Im fünften Fall geht es um den ukrainischen Oligarchen Dimitry Firtasch. Zusammen mit dem Wiener Sicherheitsberater Robert B. soll Christine W. für einen Vertrauten des Oligarchen gearbeitet haben. Firtasch war aufgrund eines US-Haftbefehls Mitte März 2014 in Österreich festgenommen worden. Er kam gegen 125 Millionen Euro Kaution frei. Laut Anklage hatten sich die Schnüfflerin und der Kommissar angeboten, bei der Aufhebung des Haftbefehls behilflich zu sein. Tatsächlich erstellte "Nina" Dossiers über Firtasch und die Lage in der Ukraine und Russland. Indes versuchte der Kommissar, vom deutschen Geheimdienst BND Informationen über Firtasch zu erhalten – ohne Erfolg. "Nina" kassierte letztendlich insgesamt 420.000 Euro. Wie viel der Kommissar erhielt, geht aus der Anklage nicht ganz klar hervor. Die Staatsanwaltschaft Schwerin führt zum Teil unterschiedliche Beträge an. Der Kriminalhauptkommissar will laut eigenen Ausgaben letztlich nur 250.000 bis 275.000 Euro erhalten haben. Er bestreitet indes, dass er vom Firtasch-Berater Robert B. eine zusätzliche Zahlung über 26.000 Euro lukriert hat.
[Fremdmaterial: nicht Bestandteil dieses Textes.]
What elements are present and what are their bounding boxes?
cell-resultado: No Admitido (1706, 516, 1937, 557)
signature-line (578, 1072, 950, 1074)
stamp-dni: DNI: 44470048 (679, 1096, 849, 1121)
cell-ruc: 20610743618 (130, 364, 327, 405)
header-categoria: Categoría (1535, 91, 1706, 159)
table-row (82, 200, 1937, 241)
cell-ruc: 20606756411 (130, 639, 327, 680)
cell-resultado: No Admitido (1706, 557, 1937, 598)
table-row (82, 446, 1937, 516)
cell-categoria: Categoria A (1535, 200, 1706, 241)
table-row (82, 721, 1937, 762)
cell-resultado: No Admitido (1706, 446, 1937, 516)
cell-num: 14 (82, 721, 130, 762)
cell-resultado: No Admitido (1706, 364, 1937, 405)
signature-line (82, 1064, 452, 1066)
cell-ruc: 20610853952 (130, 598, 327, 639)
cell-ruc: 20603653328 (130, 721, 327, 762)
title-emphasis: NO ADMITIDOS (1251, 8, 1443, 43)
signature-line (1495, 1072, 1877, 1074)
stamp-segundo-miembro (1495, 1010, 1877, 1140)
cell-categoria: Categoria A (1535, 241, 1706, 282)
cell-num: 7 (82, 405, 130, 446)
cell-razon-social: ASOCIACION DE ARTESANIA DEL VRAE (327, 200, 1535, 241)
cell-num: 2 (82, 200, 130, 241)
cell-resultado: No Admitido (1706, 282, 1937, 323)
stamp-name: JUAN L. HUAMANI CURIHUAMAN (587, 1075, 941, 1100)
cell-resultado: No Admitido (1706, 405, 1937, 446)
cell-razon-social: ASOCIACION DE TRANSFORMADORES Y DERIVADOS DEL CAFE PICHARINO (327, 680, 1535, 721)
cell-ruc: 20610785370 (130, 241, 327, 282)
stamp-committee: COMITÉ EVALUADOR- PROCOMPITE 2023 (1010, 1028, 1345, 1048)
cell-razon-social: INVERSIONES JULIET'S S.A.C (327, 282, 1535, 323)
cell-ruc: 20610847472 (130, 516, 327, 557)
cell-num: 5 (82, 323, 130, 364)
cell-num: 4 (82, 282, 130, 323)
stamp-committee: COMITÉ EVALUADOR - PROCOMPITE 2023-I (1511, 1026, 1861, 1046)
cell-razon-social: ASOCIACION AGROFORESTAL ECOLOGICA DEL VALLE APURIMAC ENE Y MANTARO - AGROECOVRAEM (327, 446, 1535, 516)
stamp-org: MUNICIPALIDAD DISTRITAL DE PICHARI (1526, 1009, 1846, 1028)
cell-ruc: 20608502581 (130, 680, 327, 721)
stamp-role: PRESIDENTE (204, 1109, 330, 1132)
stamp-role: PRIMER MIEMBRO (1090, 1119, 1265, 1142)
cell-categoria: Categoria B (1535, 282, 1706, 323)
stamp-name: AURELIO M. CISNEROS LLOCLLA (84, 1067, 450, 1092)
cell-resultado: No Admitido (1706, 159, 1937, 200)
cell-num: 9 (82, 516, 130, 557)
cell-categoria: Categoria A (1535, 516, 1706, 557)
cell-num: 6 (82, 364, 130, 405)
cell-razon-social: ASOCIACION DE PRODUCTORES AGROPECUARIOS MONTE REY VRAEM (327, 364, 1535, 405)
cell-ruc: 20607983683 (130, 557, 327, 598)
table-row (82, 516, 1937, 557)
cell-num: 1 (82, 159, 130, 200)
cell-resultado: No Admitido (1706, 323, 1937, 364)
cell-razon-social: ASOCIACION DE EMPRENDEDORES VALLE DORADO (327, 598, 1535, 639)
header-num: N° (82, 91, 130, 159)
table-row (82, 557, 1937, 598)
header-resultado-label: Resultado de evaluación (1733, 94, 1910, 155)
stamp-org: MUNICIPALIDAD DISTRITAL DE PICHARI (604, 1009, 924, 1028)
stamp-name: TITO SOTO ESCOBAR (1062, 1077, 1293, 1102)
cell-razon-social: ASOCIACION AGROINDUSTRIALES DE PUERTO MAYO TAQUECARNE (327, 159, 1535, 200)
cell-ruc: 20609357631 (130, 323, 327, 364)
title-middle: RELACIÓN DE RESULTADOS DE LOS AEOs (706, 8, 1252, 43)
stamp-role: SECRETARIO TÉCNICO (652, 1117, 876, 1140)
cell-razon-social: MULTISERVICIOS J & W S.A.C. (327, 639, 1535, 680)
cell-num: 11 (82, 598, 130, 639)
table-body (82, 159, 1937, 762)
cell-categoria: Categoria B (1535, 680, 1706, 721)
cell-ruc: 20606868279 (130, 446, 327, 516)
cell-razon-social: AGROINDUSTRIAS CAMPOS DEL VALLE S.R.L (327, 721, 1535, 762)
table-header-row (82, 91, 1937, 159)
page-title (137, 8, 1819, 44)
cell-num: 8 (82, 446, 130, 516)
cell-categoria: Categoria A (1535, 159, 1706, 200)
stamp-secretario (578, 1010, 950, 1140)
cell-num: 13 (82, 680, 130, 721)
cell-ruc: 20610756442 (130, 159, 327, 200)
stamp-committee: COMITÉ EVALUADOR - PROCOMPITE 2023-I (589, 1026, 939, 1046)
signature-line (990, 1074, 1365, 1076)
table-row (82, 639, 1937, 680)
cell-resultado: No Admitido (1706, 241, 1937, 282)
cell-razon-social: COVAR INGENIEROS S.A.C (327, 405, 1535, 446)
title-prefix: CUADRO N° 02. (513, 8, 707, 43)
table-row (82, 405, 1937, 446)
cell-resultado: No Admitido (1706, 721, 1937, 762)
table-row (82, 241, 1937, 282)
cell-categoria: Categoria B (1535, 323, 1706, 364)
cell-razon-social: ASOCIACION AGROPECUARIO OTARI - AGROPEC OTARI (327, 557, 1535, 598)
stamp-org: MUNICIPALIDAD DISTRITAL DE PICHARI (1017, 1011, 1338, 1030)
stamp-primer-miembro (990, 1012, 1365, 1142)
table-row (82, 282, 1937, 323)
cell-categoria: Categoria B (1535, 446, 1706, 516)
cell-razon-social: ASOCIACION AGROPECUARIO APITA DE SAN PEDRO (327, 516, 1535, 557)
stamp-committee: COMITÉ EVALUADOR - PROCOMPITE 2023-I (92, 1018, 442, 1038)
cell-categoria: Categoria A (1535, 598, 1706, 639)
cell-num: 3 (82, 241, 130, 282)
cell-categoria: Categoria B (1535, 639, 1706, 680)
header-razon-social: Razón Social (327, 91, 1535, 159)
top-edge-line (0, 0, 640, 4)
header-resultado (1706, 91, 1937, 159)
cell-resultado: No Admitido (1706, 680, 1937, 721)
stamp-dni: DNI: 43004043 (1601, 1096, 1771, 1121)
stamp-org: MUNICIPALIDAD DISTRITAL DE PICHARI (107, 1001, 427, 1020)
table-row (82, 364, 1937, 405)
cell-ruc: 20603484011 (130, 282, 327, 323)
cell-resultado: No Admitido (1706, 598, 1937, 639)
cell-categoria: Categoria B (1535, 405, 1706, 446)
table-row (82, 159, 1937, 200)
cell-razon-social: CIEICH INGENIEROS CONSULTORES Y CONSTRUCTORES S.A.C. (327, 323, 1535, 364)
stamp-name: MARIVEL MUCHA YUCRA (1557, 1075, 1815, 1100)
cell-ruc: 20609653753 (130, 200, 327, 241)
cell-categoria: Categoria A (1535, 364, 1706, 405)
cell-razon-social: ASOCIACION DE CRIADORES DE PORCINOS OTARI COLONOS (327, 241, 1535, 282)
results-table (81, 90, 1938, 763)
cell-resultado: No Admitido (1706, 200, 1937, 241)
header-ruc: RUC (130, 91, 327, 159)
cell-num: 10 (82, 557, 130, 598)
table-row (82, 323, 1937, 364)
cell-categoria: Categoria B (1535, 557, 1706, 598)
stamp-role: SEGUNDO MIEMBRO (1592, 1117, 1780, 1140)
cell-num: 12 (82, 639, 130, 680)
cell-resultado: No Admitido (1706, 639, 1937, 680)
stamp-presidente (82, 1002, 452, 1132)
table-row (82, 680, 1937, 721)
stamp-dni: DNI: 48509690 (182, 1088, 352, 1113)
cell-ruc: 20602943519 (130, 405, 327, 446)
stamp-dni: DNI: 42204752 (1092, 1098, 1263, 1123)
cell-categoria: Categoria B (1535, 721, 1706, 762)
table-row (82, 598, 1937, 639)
*** Laut Anklage soll Christine W. ab 1984 neben Ihren journalistischen Tätigkeit für das Ministerium für Staatssicherheit der DDR, Hauptabteilung II/Abteilung 13 als Inoffizieller Mitarbeiter zur politisch-operativen Durchdringung und Sicherung des Verantwortungsbereiches (IMS) tätig gewesen sein. IMS waren laut Wikipedia (https://de.wikipedia.org/wiki/Inoffizieller_Mitarbeiter) in sicherheitsrelevanten Bereichen (Betrieben, Einrichtungen, Forschungs- und Bildungsstätten, staatliche Institutionen) beschäftigte Personen, die ohne besonderen Anlass über das Verhalten von Personen berichtet haben sollen. Sie sollten Verdachtsmomente frühzeitig erkennen, vorbeugend und schadensverhütend wirken und wesentliche Beiträge zur Gewährleistung der inneren Sicherheit in ihrem Verantwortungsbereich leisten.

"Ninas" Tätigkleit für das MfS soll laut Anklage darin bestanden haben, "westliche Journalisten, die sich zu verschiedenen Anlässen in der damaligen DDR aufhielten, zu bespitzeln."